À Paul Meurice.

Mon cher ami, L’Événement d’aujourd’hui me parvient à dix lieues de Paris, et j’y lis avec regret un feuilleton de votre jeune et spirituel collaborateur M. Gaiffe. Vous savez que je suis un de vos lecteurs les plus sympathiques, nous défendons sur des terrains différents les mêmes principes, et vous permettez dans l’occasion à mon amitié quelques observations. Laissez-moi vous dire que cet article, qui m’a paru injuste pour trois poëtes de talent, m’a vivement contristé. Dans l’idée que je me fais de L’Événement, il me semble que ce n’est pas dans un tel journal que les hommes de talent peuvent être attaqués.

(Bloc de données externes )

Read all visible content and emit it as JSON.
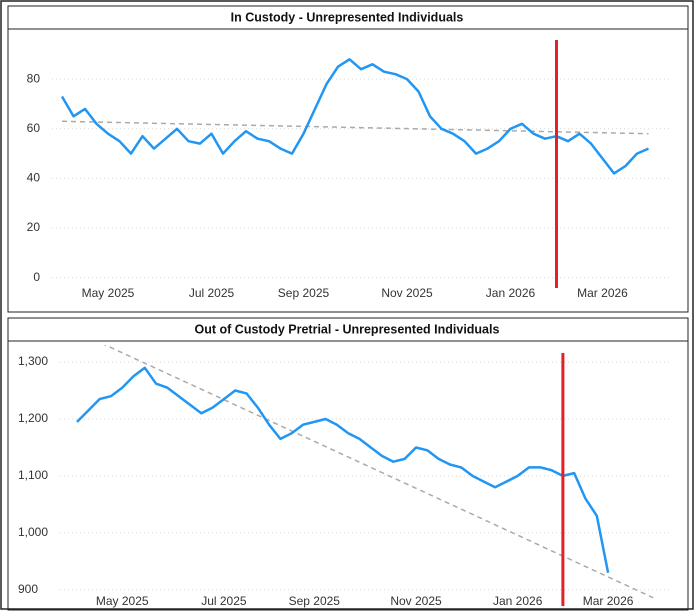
{
  "chart_data": [
    {
      "type": "line",
      "title": "In Custody - Unrepresented Individuals",
      "categories": [
        null,
        null,
        null,
        null,
        "May 2025",
        null,
        null,
        null,
        null,
        null,
        null,
        null,
        null,
        "Jul 2025",
        null,
        null,
        null,
        null,
        null,
        null,
        null,
        "Sep 2025",
        null,
        null,
        null,
        null,
        null,
        null,
        null,
        null,
        "Nov 2025",
        null,
        null,
        null,
        null,
        null,
        null,
        null,
        null,
        "Jan 2026",
        null,
        null,
        null,
        null,
        null,
        null,
        null,
        "Mar 2026",
        null,
        null,
        null,
        null
      ],
      "values": [
        73,
        65,
        68,
        62,
        58,
        55,
        50,
        57,
        52,
        56,
        60,
        55,
        54,
        58,
        50,
        55,
        59,
        56,
        55,
        52,
        50,
        58,
        68,
        78,
        85,
        88,
        84,
        86,
        83,
        82,
        80,
        75,
        65,
        60,
        58,
        55,
        50,
        52,
        55,
        60,
        62,
        58,
        56,
        57,
        55,
        58,
        54,
        48,
        42,
        45,
        50,
        52
      ],
      "color": "#2196f3",
      "ylim": [
        -5,
        99
      ],
      "yticks": [
        0,
        20,
        40,
        60,
        80
      ],
      "grid": true,
      "trendline": {
        "start": 63,
        "end": 58,
        "color": "#aaaaaa"
      },
      "reference_line": {
        "x_index": 43,
        "color": "#e3202a"
      }
    },
    {
      "type": "line",
      "title": "Out of Custody Pretrial - Unrepresented Individuals",
      "categories": [
        null,
        null,
        null,
        null,
        "May 2025",
        null,
        null,
        null,
        null,
        null,
        null,
        null,
        null,
        "Jul 2025",
        null,
        null,
        null,
        null,
        null,
        null,
        null,
        "Sep 2025",
        null,
        null,
        null,
        null,
        null,
        null,
        null,
        null,
        "Nov 2025",
        null,
        null,
        null,
        null,
        null,
        null,
        null,
        null,
        "Jan 2026",
        null,
        null,
        null,
        null,
        null,
        null,
        null,
        "Mar 2026",
        null,
        null,
        null,
        null
      ],
      "values": [
        1195,
        1215,
        1235,
        1240,
        1255,
        1275,
        1290,
        1262,
        1255,
        1240,
        1225,
        1210,
        1220,
        1235,
        1250,
        1245,
        1220,
        1190,
        1165,
        1175,
        1190,
        1195,
        1200,
        1190,
        1175,
        1165,
        1150,
        1135,
        1125,
        1130,
        1150,
        1145,
        1130,
        1120,
        1115,
        1100,
        1090,
        1080,
        1090,
        1100,
        1115,
        1115,
        1110,
        1100,
        1105,
        1060,
        1030,
        930,
        null,
        null,
        null,
        null
      ],
      "color": "#2196f3",
      "ylim": [
        868,
        1330
      ],
      "yticks": [
        900,
        {
          "value": 1000,
          "label": "1,000"
        },
        {
          "value": 1100,
          "label": "1,100"
        },
        {
          "value": 1200,
          "label": "1,200"
        },
        {
          "value": 1300,
          "label": "1,300"
        }
      ],
      "grid": true,
      "trendline": {
        "start": 1353,
        "end": 886,
        "color": "#aaaaaa"
      },
      "reference_line": {
        "x_index": 43,
        "color": "#e3202a"
      }
    }
  ]
}
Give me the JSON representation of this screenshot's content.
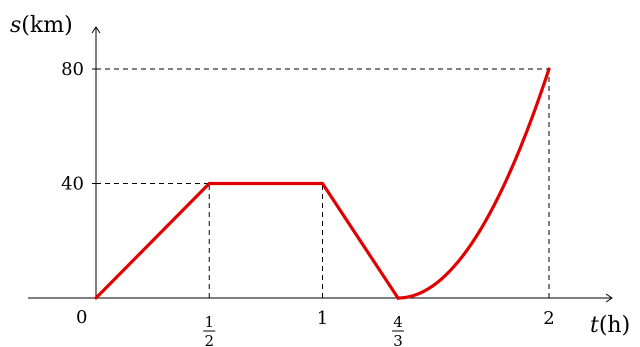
{
  "chart_data": {
    "type": "line",
    "axes": {
      "y_label_var": "s",
      "y_label_unit": "(km)",
      "x_label_var": "t",
      "x_label_unit": "(h)",
      "origin_label": "0"
    },
    "x_ticks": [
      {
        "value": 0.5,
        "kind": "frac",
        "num": "1",
        "den": "2"
      },
      {
        "value": 1,
        "kind": "text",
        "text": "1"
      },
      {
        "value": 1.3333,
        "kind": "frac",
        "num": "4",
        "den": "3"
      },
      {
        "value": 2,
        "kind": "text",
        "text": "2"
      }
    ],
    "y_ticks": [
      {
        "value": 40,
        "text": "40"
      },
      {
        "value": 80,
        "text": "80"
      }
    ],
    "series": [
      {
        "color": "#e00000",
        "segments": [
          {
            "kind": "line",
            "points": [
              [
                0,
                0
              ],
              [
                0.5,
                40
              ],
              [
                1,
                40
              ],
              [
                1.3333,
                0
              ]
            ]
          },
          {
            "kind": "parabola",
            "vertex": [
              1.3333,
              0
            ],
            "to": [
              2,
              80
            ]
          }
        ]
      }
    ],
    "guides": {
      "vertical_at_x": [
        0.5,
        1,
        1.3333,
        2
      ],
      "horizontal_at_y": [
        40,
        80
      ]
    },
    "xlim": [
      -0.6,
      2.6
    ],
    "ylim": [
      0,
      80
    ],
    "grid": false
  }
}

Vous êtes de ceux qui avertissent et qui conseillent le talent, mais en le glorifiant toujours. Et, en particulier, au moment où M. de Musset se présente à l’Académie, L’Événement, journal des générations nouvelles et des idées vraies, doit, comme nous tous, ne le pensez-vous pas, son concours le plus cordial et le plus absolu à ce jeune et glorieux candidat, que je n’hésite pas, pour ma part, à ranger parmi les plus charmants esprits et les plus éminents poëtes de notre temps et de tous les temps.

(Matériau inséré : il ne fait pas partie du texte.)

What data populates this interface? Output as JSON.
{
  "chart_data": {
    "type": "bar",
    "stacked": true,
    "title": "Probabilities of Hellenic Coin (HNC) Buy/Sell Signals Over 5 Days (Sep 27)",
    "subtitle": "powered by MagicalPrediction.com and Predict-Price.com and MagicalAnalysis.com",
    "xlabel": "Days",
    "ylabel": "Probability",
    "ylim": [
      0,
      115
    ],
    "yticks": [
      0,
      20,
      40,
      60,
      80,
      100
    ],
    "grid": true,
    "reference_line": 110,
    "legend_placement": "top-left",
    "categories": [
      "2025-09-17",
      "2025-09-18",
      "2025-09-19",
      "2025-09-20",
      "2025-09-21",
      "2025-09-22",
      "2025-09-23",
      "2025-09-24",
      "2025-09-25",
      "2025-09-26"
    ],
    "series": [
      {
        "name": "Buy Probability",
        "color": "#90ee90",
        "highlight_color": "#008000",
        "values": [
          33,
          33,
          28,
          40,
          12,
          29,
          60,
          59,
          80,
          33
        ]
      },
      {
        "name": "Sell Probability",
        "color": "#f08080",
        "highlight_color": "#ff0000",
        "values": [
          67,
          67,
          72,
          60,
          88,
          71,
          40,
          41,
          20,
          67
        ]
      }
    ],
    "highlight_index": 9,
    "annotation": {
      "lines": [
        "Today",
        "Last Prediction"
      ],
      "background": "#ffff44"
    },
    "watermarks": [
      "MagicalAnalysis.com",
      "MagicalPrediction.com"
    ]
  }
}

Au reste, je ne fais là que vous dire ce que vous pensez et que vous rappeler ce que vous faites. Vous n’avez, pour satisfaire les plus généreuses consciences, qu’à rester d’accord avec vos traditions de tous les jours. Si j’étais à Paris, je vous le dirais ; je suis à la campagne, je vous l’écris. Vous me le pardonnerez, n’est-ce pas ?

Je vous serre la main.

Victor Hugo.

17 août [1850].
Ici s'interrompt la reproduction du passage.